How can mathematical models help doctors choose better therapies – and even anticipate how a patient will respond before treatment begins? This question was at the center of a seminar by David Jörg, from the Renal Research Institute (RRI), New York, titled “Modeling human physiology to improve patient treatment – Examples from industry”, hosted at GIMM.
Jörg described how physiology-based mathematical models are being used in industry to translate biological knowledge into concrete clinical decisions, based on the experience at the RRI (a subsidiary of Fresenius Medical Care, the world’s largest dialysis provider, treating around 300,000 patients in 3,700 clinics worldwide). Rather than abstract theory, the work focuses on practical tools that simulate how the human body responds to disease and treatment, allowing researchers to test strategies virtually before they reach patients. “If we can simulate the biology,” he explained, “we can also simulate treatments that have never been tried before and explore their consequences safely and quickly.”

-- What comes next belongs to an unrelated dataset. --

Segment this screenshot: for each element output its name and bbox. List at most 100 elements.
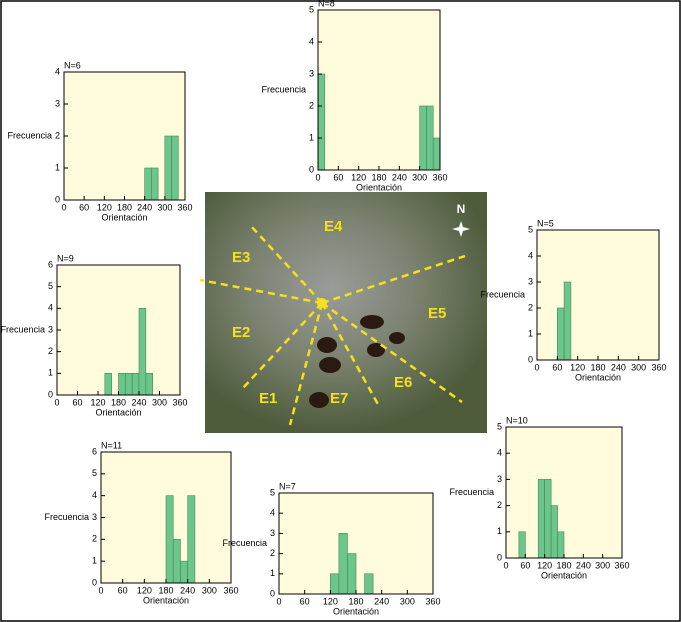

One of the examples Borg presented focused on osteoporosis. By modeling bone turnover at the cellular level, the team can predict how different drug combinations affect long-term bone density. The approach begins with biology: understanding how cells interact, how hormones regulate bone formation, and how drugs intervene. That knowledge is then encoded mathematically and calibrated with clinical data. Once validated, the model can explore treatment strategies that have never been tested in real trials. “You can simulate clinical studies basically within a few seconds instead of carrying out a lot of cost and over many years and with many patients,” Borg explained. The simulations reveal that simply changing the sequence of existing drugs can significantly alter outcomes – a cost-neutral improvement with potentially large clinical impact.

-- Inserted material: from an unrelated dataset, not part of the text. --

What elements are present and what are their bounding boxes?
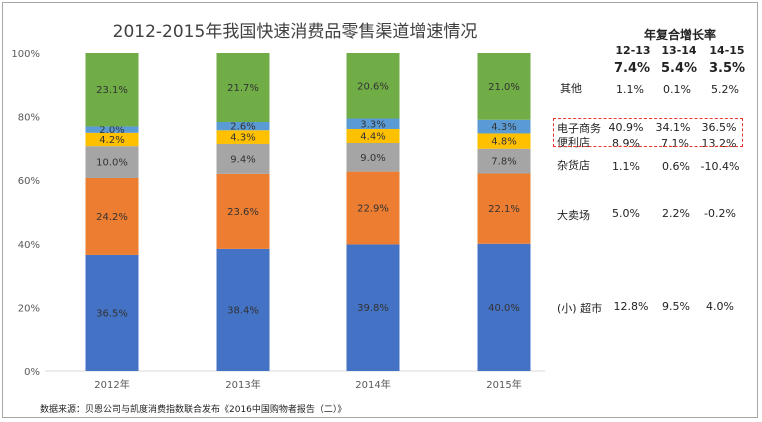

A second case study addressed anemia in patients with end-stage kidney disease. Here, the team built personalized models that adapt to individual patient data and support dosing decisions. The system generates recommendations, but clinical authority remains with physicians. As Borg emphasized, “the treating physician has the ultimate responsibility and decides whether to follow that recommendation or not.” In a clinical study with 90 patients, the model-assisted approach increased the time patients stayed within healthy hemoglobin ranges while reducing drug use. The result, Borg noted, is a rare alignment of benefits: “better treatment, less drug, means also less side effects, also means less money spent on drugs.”